We enforce partition limits through the CreateTopicPolicy and Authorizer plugin, but we should still allow partitions for internal topics to be created even if the limit has been reached. We already discount internal partitions when counting the number of existing partitions, but new internal partition requests could be blocked if the limit has been reached.

WHY

Even if a cluster has reached the advertised/enforced limit for customer partitions, we may want to increase the number of internal partitions (either as new internal topics, or by growing existing internal topics) to support the running of the service.

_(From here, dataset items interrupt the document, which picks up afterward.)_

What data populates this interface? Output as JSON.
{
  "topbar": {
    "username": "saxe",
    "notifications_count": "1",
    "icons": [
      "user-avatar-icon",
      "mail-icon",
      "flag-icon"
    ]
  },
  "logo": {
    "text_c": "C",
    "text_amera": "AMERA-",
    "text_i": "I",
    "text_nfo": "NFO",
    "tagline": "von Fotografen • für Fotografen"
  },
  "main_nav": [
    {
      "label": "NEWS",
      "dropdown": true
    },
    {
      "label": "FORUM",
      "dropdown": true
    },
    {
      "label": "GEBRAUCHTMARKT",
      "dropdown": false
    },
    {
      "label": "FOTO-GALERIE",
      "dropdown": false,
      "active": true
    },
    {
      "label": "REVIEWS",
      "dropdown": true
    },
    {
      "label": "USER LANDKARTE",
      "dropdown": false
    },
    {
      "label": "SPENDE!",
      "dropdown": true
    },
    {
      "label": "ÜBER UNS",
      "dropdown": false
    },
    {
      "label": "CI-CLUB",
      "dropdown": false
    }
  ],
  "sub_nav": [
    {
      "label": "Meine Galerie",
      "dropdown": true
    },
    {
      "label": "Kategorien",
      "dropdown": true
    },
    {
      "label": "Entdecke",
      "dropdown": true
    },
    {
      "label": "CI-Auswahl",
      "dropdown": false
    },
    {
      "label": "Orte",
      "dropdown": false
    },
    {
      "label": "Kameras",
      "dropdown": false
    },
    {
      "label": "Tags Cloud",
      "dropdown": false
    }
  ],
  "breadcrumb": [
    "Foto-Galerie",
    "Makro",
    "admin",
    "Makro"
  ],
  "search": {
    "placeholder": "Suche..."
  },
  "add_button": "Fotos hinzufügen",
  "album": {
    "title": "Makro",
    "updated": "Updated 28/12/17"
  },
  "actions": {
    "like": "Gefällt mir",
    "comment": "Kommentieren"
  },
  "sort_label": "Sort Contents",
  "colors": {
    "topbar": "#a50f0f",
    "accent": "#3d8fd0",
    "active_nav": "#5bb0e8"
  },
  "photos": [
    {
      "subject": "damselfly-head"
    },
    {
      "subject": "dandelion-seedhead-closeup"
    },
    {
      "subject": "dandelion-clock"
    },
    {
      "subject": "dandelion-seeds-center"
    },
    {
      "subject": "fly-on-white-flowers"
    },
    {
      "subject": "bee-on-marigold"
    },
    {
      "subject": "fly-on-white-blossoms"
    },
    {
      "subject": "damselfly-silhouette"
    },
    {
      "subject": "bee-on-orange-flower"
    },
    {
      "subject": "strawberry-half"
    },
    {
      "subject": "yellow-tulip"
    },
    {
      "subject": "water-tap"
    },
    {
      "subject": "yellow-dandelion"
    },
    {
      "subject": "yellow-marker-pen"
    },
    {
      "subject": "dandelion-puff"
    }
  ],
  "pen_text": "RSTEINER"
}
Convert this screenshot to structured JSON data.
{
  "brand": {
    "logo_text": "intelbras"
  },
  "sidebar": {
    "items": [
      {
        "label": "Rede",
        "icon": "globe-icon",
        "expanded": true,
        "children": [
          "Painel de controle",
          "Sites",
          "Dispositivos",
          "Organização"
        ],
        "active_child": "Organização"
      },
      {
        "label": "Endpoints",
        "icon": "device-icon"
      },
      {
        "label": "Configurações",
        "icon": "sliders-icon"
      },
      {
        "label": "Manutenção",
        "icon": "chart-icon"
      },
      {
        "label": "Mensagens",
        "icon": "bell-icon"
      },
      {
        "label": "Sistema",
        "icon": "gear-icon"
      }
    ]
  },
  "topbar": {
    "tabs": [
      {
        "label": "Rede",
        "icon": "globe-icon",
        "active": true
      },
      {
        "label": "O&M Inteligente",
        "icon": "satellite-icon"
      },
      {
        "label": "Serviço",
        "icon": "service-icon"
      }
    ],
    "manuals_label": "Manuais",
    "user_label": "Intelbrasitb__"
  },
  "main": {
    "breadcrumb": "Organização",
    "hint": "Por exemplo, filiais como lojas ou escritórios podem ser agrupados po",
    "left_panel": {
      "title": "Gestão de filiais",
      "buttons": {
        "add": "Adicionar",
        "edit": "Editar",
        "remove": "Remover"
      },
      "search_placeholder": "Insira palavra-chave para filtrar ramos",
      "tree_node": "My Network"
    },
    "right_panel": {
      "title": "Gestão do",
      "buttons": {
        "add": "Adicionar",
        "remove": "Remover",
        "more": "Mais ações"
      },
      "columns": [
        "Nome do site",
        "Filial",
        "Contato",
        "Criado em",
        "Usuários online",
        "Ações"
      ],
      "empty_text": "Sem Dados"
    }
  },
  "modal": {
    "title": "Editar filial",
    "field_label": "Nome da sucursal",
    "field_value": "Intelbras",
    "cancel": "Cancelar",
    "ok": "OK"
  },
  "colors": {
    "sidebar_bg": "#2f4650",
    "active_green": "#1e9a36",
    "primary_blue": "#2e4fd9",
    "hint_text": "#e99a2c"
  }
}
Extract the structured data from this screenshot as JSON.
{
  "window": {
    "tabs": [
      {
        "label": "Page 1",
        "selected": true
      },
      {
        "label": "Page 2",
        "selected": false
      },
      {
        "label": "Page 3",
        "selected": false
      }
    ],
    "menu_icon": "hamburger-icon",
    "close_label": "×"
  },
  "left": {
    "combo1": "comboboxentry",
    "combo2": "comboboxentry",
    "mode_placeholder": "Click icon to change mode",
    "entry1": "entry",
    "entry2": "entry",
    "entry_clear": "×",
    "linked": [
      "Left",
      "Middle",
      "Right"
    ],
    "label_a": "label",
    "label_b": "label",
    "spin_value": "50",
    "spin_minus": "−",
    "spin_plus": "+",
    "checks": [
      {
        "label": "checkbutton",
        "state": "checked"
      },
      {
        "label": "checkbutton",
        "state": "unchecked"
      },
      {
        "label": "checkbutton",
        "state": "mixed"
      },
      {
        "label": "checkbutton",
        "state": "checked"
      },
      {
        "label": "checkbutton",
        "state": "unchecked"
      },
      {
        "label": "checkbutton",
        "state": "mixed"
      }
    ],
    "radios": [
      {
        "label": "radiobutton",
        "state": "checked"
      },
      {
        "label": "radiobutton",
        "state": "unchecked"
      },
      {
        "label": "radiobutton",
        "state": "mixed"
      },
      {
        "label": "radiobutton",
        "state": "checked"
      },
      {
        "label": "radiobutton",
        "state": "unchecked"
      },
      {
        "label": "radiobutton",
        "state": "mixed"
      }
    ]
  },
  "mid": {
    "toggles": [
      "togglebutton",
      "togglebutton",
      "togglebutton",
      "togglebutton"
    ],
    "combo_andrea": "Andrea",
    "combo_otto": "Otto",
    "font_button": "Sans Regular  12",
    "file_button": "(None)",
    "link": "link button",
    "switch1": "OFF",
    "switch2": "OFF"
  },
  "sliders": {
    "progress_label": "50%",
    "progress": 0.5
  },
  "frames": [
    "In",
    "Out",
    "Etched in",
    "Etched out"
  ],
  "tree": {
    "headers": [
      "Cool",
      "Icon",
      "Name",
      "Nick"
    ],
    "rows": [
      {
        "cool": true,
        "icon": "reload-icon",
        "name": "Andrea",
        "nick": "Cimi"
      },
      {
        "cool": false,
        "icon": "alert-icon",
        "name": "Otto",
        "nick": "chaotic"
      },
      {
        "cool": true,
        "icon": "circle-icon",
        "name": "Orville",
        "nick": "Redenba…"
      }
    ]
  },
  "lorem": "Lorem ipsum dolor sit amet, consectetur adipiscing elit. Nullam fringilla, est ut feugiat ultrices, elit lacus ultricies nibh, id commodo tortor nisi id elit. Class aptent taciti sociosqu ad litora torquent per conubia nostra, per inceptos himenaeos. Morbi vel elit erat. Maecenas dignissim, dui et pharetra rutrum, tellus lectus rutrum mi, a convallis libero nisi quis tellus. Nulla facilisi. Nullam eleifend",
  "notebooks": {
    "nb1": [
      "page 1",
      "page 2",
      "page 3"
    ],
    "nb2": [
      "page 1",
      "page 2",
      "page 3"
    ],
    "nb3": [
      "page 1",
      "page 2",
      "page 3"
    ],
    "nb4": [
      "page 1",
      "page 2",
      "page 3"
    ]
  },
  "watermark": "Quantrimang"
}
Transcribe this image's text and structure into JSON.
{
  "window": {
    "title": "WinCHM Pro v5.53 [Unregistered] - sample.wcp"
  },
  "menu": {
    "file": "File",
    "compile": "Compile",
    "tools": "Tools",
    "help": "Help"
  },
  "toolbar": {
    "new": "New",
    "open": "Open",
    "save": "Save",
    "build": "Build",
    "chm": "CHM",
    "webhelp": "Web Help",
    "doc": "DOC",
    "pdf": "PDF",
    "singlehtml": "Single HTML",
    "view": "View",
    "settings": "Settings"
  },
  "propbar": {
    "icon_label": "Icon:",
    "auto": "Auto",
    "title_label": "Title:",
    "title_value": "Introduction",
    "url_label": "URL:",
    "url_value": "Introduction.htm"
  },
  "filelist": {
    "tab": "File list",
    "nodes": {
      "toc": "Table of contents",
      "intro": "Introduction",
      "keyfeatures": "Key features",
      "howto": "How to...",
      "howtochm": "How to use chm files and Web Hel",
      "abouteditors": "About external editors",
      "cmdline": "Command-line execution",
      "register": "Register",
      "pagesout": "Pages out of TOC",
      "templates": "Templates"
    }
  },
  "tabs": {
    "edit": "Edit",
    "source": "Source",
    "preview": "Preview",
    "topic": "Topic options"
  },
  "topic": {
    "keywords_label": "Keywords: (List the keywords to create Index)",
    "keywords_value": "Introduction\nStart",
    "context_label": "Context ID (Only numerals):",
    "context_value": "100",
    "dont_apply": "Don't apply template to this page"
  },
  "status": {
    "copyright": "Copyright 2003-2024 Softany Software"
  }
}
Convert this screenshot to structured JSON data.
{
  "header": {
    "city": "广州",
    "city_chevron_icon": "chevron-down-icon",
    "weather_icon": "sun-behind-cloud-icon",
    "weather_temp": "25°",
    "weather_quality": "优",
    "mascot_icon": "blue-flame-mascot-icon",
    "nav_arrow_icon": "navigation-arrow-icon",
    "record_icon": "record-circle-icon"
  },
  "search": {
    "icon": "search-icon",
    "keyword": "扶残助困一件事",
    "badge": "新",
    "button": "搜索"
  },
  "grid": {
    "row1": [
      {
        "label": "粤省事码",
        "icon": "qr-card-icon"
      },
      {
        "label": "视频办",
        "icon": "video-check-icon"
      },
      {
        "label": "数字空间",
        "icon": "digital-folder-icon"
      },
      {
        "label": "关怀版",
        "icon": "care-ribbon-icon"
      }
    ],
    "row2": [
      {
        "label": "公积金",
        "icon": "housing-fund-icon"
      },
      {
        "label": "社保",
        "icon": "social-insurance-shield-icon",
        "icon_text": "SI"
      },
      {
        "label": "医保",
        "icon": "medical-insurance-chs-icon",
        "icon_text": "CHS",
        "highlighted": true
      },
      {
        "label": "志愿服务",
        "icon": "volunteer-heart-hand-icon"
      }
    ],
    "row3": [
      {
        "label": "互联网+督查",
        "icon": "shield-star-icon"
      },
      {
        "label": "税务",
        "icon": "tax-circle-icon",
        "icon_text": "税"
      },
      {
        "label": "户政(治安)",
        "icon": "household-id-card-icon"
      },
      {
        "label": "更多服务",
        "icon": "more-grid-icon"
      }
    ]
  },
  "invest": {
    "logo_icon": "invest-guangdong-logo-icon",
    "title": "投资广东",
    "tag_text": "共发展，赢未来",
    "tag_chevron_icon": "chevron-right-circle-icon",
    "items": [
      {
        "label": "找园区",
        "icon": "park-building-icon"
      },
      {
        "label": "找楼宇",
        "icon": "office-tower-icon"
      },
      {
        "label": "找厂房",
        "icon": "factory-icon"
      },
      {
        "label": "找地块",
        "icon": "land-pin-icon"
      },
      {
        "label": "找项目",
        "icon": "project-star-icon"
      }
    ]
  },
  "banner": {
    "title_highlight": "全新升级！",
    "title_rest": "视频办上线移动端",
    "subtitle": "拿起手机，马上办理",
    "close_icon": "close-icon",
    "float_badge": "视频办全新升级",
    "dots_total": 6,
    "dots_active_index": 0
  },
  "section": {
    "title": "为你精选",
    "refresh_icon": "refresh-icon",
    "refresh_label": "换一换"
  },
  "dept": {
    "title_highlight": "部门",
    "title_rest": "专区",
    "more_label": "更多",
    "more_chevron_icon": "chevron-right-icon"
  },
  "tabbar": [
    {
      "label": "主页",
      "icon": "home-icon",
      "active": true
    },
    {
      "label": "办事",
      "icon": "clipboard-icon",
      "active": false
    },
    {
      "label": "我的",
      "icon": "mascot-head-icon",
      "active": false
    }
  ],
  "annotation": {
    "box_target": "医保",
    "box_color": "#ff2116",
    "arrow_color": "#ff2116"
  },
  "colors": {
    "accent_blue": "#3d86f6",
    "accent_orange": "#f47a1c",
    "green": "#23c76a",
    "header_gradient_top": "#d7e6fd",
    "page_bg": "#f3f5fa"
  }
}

If we instead subject our internal partitions to the enforcement, then for some clusters our ability to effectively manage the cluster may be reduced, and we'd have clusters with accidental differences in configuration.

HOW

Suggestion:

• Update ManagedKafkaCreateTopicPolicy#validateNumPartitions to return early successfully if the topic being created has an internal prefix.
• The CustomAclAuthorizer#authorizeAction method should perform the super user check before the partition limit checking, and should exclude internal partitions from the partition limit checking (if possible).

NOTES

1. Once this change has been rolled out, we may need to be a little more careful when increasing the number of internal partitions. It would be good if components that increase the number of internal partitions would first ensure that their actions would not cause the total partition count to be above the absolute cluster limit, so that we don't cause availability issues for customers. I don't know how possible or enforceable this would be though.